Pétrole: le Brent flambe au-dessus de 126 dollars, l'impasse au Moyen-Orient inquiète
Vue de la raffinerie Marathon Petroleum à Carson (Los Angeles), en Californie, le 25 avril 2020, après la chute historique du prix du pétrole brut en territoire négatif le 20 avril,2026. ©Robyn Beck / AFP

Le pétrole s’envole à nouveau jeudi, le baril de Brent ayant flambé de 7,5% et dépassé 126 dollars en Asie, dans un marché affolé par la perspective d’un blocus prolongé du détroit d’Ormuz et de possibles options militaires étudiées à Washington.

Brent au plus haut depuis le début du conflit

Vers 06H30 GMT, le baril de West Texas Intermediate (WTI), référence du marché américain, grimpait de 3,13% à 110,23 dollars.

À la même heure, le baril de Brent de la mer du Nord, référence du marché mondial, flambait lui de 5,39% à 124,39 dollars, après avoir grimpé en cours d’échanges d’environ 7,5% à 126,41 dollars.

Il s’agit de son plus haut niveau depuis le début du conflit au Moyen-Orient il y a deux mois, et d’un sommet depuis mi-2022, lorsque l’invasion de l’Ukraine par l’armée russe avait provoqué une flambée des cours.

Les cours confortent donc leurs gains après s’être déjà envolés en cours d’échanges mercredi, le WTI avait bondi de presque 7% et le Brent de 6%.

Le marché est dopé par la perspective d’un blocage prolongé du détroit d’Ormuz, passage stratégique où transite d’ordinaire un cinquième du brut mondial, et déjà paralysé depuis fin février.
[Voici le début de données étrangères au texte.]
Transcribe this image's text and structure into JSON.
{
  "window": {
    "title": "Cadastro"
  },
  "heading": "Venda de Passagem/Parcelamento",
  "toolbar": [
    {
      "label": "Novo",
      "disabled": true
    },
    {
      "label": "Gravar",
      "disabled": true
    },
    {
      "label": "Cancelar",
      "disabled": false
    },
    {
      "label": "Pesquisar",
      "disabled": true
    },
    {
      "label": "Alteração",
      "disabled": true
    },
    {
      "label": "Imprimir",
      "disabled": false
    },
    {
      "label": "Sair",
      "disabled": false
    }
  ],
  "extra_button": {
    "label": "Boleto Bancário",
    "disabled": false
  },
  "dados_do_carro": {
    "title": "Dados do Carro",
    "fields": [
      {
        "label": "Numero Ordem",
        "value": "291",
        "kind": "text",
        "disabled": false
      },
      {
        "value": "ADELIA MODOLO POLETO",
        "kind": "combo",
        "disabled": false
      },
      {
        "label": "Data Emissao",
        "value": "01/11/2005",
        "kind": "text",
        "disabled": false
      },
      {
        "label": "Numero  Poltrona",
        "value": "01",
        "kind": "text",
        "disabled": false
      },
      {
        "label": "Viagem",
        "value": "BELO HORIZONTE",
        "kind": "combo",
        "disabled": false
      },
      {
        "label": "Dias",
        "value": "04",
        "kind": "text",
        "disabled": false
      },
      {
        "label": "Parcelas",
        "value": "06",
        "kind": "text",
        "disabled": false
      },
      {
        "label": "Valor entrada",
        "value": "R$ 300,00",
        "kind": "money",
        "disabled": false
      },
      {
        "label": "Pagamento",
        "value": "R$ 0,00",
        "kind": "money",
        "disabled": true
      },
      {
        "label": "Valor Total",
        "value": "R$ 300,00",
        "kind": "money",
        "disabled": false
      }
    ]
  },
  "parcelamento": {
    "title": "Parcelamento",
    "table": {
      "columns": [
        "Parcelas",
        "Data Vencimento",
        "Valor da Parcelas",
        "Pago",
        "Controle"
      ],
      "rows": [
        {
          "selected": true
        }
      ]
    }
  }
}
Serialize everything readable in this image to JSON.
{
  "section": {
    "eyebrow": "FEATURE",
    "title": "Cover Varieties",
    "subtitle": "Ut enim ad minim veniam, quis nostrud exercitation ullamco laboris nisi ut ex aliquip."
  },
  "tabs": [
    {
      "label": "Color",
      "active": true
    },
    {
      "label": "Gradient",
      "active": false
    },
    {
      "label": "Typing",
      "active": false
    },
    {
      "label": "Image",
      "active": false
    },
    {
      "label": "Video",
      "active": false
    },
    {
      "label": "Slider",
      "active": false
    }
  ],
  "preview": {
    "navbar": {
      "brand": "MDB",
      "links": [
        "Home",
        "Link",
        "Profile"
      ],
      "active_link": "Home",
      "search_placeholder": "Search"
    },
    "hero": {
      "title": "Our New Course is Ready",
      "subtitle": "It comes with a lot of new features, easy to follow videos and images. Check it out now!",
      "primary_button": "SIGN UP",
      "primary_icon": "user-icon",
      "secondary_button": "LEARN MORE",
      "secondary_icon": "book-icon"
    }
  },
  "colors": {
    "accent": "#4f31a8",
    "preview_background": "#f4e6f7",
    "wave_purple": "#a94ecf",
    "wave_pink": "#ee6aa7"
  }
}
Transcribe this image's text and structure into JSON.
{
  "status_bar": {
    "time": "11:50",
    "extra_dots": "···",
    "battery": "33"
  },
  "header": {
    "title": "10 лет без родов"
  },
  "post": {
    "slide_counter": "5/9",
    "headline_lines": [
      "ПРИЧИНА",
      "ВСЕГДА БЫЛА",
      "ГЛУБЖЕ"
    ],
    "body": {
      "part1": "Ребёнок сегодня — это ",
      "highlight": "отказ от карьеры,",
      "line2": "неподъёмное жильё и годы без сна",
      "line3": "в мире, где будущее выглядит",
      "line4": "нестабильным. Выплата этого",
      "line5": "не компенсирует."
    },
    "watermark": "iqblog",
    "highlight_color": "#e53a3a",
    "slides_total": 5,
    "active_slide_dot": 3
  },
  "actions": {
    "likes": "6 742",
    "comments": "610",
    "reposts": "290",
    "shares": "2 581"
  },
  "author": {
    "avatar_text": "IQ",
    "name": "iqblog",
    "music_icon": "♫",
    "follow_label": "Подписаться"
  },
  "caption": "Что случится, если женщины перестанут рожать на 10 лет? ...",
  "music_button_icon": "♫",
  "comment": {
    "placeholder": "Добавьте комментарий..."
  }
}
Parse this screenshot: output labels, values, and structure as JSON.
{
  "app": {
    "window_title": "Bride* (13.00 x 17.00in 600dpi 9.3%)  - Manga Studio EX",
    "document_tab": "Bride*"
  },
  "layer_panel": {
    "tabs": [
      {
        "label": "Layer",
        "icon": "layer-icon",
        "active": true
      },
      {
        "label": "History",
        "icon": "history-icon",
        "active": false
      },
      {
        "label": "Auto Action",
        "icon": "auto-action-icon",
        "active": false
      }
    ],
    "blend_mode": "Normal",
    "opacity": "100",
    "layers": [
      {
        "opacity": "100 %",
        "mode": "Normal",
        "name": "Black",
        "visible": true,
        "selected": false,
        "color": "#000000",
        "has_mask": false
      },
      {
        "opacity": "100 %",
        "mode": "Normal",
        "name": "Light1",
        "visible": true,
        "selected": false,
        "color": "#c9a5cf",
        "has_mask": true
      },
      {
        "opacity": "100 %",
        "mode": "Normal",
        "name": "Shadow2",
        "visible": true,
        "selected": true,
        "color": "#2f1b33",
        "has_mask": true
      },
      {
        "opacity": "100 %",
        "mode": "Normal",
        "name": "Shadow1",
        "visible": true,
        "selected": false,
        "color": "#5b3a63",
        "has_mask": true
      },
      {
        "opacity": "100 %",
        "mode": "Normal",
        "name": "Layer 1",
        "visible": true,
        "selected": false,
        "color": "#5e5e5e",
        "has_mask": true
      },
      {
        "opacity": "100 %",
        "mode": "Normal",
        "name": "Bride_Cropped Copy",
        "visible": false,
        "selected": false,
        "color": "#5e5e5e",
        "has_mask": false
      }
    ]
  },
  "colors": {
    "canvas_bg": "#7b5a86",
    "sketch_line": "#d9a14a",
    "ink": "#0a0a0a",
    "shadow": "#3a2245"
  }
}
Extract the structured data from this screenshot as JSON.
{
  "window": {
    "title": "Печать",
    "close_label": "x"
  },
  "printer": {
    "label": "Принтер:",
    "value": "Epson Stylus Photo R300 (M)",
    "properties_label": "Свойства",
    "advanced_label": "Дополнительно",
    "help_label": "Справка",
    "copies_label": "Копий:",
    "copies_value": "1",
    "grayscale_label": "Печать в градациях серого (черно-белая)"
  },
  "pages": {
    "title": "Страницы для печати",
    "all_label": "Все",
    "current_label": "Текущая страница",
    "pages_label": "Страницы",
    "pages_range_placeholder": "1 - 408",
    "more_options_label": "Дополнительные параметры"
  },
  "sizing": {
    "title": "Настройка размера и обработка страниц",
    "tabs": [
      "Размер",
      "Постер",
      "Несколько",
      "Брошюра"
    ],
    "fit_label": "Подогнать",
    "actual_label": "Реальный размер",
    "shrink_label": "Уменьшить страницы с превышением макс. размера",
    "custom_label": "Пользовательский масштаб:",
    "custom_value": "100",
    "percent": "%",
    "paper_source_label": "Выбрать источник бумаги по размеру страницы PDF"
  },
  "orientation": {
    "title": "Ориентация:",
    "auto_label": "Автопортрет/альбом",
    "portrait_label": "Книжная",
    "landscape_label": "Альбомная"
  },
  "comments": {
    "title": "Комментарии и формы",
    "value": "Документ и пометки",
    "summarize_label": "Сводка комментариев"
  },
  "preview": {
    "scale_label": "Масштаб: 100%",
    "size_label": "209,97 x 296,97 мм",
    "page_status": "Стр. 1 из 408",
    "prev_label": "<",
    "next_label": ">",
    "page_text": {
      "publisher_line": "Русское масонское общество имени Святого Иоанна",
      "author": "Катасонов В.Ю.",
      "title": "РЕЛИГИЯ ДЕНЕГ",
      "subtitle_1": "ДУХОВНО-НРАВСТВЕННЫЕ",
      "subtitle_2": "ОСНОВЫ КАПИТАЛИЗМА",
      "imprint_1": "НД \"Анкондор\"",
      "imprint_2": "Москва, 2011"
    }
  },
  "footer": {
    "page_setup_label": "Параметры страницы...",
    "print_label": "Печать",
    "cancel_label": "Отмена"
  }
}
Selon un haut responsable de la Maison Blanche, Donald Trump a évoqué une possible prolongation «pendant plusieurs mois» du blocus américain des ports iraniens. Et ce, alors que Téhéran maintient son propre blocage du détroit pour les navires pétroliers voulant en sortir.

Jeudi, des informations du média américain Axios ont par ailleurs électrisé le marché: le président américain Donald Trump devrait recevoir jeudi un briefing sur les nouveaux plans d’une éventuelle action militaire en Iran, assure-t-il, citant deux sources proches du dossier.

De quoi raviver les incertitudes sur les perspectives au Moyen-Orient et laisser présager une prolongation durable des perturbations sur l’approvisionnement d’hydrocarbures.

«Le contexte géopolitique ne montre aucun signe d’apaisement (...). Les capacités de stockage saturent (dans le Golfe), les exportations sont limitées et le risque ne se limite plus à la simple perte d’approvisionnement, mais englobe désormais la baisse durable de production», avertissait en début d’échanges Stephen Innes, de SPI Asset Management.

«Lorsque le pétrole brut ne peut plus circuler, les puits ferment, et lorsque cela se produit en situation de crise, la remise en service n’est ni immédiate, ni garantie. C’est ainsi qu’une perturbation temporaire se mue en un problème plus structurel», souligne-t-il.

«Le marché ne semble pas encore intégrer pleinement la détérioration potentielle des fondamentaux qu’un conflit prolongé au Moyen-Orient pourrait entraîner», abonde Anthony Kettle, gestionnaire chez RBC Bluebay Asset Management, cité par Bloomberg.

Les Bourses piquent du nez

À la Bourse de Tokyo, l’indice vedette Nikkei a fini en recul de 1,05% à 59.284,92 points. À Séoul, l’indice Kospi a perdu 1,38%.

Ailleurs en Asie, Taipei a cédé 0,96% et Sydney 0,24%. L’indice hongkongais Hang Seng lâchait 1,19% vers 06H30 GMT.

Déjà sous pression, les indices ont accéléré leurs pertes à mesure que s’envolaient les cours du pétrole. L’Asie est extrêmement dépendante du Golfe pour ses approvisionnements en hydrocarbures.

Le dollar monte, plus bas de la roupie

La monnaie américaine gagnait 0,11% à 160,59 yens pour un dollar vers 06H30 GMT.

Le dollar avait déjà grimpé mercredi, porté à la fois par la perspective d’un long blocage du détroit d’Ormuz, qui fait flamber le pétrole, et par une banque centrale américaine (Fed) peu disposée à baisser les taux dans un avenir proche.

Perçu comme une valeur refuge par les investisseurs, le billet vert se renforce à mesure que les cours du pétrole grimpaient.

L’or gagnait lui 0,64% à 4.576 dollars l’once, après un moment de faiblesse.

Par ailleurs, la roupie indienne a chuté à son plus bas niveau historique face au dollar, la hausse continue des prix du pétrole accentuant les inquiétudes concernant le déficit extérieur du pays.